DEPOK,Harnas.id-Terus berkomitmen menjaga warisan budaya lokal, menjadi upaya berkelanjutan yang dilakukan Universitas Indonesia (UI). Upaya itu dilakukan UI dalam program pengabdian masyarakat (pengmas) yang dilakukan di berbagai wilayah Nusantara.

Salah satu proyek yang menjadi sorotan adalah revitalisasi budaya di Bengkulu, Klaten, dan Banyuwangi oleh para akademisi dari Fakultas Ilmu Pengetahuan Budaya (FIB) UI.

Proyek ini dipaparkan dalam sebuah talkshow bertajuk “Revitalisasi Budaya Melalui Pengabdian Masyarakat” yang diadakan di Perpustakaan, Kampus UI Depok, pada Kamis (03/10/2024), sebagai bagian dari Festival Pengabdian dan Pemberdayaan Masyarakat (PPM) UI 2024.

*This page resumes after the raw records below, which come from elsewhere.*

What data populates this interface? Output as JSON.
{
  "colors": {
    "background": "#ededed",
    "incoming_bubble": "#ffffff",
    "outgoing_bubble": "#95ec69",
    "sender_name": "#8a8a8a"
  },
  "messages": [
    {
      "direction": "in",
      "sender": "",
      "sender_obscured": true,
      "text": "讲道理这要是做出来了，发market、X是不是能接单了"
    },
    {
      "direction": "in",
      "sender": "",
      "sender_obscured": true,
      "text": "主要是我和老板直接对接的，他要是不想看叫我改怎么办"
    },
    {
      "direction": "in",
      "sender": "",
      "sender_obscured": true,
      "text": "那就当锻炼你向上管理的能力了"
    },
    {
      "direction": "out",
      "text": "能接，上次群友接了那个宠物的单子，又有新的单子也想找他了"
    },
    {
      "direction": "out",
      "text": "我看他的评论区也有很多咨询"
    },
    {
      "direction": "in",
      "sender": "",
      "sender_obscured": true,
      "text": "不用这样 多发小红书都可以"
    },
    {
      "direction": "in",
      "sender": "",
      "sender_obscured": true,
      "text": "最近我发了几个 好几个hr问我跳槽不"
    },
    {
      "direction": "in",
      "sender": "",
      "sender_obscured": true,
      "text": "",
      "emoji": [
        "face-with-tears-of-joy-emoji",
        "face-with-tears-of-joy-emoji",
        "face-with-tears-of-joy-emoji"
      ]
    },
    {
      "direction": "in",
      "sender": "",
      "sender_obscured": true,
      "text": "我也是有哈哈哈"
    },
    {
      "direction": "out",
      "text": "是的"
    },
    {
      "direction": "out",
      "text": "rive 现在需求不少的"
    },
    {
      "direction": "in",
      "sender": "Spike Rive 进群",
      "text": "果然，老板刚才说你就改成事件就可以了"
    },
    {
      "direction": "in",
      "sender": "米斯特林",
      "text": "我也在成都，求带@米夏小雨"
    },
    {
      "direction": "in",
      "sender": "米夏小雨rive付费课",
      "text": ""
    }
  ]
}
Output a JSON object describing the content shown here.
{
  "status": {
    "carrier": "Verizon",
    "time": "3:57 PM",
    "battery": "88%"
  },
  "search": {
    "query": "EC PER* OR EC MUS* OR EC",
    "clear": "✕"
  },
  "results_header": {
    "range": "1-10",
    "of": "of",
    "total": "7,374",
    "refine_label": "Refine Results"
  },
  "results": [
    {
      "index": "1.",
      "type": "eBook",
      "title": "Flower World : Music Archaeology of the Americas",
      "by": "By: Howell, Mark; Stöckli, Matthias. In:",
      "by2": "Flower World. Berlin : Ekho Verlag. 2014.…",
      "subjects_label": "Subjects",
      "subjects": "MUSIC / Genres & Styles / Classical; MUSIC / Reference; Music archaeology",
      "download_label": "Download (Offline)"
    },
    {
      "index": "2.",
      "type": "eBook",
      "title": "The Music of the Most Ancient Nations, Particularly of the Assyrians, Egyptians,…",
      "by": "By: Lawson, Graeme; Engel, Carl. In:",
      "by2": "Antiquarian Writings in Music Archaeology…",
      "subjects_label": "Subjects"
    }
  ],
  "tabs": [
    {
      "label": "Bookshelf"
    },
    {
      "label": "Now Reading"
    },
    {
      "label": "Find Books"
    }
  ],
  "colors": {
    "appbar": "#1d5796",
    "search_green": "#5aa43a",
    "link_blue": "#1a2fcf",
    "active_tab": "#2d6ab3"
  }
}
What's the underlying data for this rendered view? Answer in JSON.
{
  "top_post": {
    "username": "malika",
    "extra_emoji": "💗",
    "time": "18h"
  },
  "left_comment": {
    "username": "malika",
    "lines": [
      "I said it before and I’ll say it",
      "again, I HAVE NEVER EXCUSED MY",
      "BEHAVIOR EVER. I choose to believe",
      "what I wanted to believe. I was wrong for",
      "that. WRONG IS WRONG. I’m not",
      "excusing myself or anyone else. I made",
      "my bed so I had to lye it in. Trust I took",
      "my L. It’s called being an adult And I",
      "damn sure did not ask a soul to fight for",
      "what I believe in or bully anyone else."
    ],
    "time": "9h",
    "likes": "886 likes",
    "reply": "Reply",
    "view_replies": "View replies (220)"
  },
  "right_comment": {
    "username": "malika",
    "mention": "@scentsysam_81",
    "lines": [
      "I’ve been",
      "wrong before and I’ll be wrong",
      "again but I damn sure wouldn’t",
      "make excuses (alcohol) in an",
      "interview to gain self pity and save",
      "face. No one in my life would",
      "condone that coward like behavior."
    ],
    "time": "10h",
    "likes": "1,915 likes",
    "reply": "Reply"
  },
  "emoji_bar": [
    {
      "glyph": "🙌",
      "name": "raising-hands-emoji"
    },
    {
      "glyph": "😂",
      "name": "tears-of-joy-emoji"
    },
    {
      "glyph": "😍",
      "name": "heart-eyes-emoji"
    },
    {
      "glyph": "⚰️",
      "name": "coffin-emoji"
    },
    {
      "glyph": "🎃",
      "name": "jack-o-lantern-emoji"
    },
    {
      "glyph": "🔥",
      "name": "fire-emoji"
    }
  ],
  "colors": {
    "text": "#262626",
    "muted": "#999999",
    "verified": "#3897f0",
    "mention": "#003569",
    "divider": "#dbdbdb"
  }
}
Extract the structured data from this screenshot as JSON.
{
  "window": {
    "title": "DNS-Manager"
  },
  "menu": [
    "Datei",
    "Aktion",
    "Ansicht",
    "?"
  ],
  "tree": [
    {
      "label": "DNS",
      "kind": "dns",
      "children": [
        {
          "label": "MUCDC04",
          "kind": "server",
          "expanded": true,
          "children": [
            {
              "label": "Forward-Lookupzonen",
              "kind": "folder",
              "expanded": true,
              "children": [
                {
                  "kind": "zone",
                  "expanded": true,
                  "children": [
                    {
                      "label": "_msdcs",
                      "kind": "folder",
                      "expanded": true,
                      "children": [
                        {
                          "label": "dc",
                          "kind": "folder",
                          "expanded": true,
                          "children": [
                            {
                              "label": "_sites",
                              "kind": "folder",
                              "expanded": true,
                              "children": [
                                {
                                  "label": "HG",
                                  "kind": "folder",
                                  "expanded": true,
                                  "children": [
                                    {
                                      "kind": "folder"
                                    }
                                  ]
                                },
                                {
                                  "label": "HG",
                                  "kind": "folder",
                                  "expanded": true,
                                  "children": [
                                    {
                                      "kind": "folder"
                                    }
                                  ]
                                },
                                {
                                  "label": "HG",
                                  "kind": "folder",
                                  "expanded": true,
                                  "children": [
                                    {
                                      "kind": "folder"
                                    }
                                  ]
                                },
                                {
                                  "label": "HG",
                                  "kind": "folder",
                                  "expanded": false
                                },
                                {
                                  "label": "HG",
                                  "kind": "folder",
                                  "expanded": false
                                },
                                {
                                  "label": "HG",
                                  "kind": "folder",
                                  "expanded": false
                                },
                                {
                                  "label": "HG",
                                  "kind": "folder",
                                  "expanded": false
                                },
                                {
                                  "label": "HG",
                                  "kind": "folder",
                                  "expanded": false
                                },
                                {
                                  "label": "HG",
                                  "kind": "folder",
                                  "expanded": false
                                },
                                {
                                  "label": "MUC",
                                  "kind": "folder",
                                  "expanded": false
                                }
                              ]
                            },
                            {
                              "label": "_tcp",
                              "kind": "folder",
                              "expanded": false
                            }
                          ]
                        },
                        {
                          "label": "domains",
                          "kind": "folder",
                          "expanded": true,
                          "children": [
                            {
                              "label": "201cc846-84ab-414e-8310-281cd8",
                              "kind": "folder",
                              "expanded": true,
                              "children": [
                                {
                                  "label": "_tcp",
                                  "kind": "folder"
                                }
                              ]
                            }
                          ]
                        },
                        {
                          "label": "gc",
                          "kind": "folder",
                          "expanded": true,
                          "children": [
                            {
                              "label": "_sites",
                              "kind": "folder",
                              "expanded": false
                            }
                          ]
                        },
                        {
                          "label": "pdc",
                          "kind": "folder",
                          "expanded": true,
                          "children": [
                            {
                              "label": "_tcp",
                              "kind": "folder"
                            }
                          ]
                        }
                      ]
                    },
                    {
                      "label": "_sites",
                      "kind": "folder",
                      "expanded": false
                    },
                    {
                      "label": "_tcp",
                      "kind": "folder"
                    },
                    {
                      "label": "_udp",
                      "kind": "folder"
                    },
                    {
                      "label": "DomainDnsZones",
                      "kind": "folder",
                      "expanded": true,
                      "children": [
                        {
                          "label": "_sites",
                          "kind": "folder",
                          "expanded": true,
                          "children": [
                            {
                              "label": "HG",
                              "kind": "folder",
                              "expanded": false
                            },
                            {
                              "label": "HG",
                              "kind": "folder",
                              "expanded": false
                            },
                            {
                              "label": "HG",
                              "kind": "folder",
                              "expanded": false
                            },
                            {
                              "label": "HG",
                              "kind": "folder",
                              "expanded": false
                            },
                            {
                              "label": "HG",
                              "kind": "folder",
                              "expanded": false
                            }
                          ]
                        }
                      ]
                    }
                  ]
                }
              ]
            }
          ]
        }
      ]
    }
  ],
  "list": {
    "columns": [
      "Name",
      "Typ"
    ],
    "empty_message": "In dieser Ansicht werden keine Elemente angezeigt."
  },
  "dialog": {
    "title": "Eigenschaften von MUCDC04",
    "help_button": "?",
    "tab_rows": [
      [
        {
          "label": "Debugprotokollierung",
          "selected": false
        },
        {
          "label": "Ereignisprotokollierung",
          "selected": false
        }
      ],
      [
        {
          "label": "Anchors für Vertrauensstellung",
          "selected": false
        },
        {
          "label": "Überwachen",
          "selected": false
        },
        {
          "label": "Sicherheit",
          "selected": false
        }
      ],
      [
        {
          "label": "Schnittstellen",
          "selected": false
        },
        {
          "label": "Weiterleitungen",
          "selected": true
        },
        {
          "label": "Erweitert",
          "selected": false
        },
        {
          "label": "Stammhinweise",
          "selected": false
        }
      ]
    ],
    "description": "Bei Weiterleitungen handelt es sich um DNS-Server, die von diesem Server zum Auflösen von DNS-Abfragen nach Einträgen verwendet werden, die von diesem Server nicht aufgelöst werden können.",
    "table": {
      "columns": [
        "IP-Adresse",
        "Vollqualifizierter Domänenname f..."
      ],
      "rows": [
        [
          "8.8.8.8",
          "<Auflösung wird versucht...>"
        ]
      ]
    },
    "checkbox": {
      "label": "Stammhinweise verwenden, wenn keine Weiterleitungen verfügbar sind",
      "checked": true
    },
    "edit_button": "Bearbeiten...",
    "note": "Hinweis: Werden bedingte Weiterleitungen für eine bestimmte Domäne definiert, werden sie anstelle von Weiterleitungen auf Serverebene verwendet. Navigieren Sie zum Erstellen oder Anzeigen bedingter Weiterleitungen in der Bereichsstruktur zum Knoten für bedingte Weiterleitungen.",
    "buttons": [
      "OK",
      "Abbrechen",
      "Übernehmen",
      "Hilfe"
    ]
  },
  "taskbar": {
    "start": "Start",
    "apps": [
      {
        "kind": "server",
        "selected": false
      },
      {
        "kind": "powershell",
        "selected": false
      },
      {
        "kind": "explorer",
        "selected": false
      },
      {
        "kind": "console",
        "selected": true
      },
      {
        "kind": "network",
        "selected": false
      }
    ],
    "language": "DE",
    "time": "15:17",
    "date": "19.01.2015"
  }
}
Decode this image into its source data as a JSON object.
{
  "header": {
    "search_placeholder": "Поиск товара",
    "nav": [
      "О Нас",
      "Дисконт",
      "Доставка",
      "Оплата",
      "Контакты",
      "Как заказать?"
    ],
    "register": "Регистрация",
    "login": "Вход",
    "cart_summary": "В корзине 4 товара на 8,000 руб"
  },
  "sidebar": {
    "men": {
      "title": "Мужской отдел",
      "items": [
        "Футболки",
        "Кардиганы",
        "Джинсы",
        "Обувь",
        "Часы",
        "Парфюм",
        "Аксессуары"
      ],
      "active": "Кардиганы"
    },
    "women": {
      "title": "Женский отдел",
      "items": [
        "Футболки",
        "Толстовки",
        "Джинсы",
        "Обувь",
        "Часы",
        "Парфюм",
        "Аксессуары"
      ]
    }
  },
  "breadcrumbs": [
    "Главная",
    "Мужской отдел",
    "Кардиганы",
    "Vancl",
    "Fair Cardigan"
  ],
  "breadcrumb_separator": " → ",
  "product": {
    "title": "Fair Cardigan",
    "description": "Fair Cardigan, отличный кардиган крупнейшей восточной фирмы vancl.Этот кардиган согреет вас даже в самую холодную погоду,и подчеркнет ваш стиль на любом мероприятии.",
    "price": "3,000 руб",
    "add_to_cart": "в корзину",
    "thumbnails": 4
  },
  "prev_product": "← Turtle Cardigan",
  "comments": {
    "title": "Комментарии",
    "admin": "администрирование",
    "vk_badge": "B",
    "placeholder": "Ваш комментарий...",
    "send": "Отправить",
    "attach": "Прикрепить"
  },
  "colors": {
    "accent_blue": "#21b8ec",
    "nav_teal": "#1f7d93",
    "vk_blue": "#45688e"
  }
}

Dua pembicara utama yang terlibat dalam pengmas ini adalah Prof. R. Cecep Eka Permana, S.S., M.Si., dan Dr. Darmoko, S.S., M.Hum., dengan moderator Dian Sulistyowati, S.S., M.Hum., yang juga merupakan dosen FIB UI. Kedua akademisi tersebut membagikan pandangan mereka tentang pentingnya upaya pelestarian budaya lokal.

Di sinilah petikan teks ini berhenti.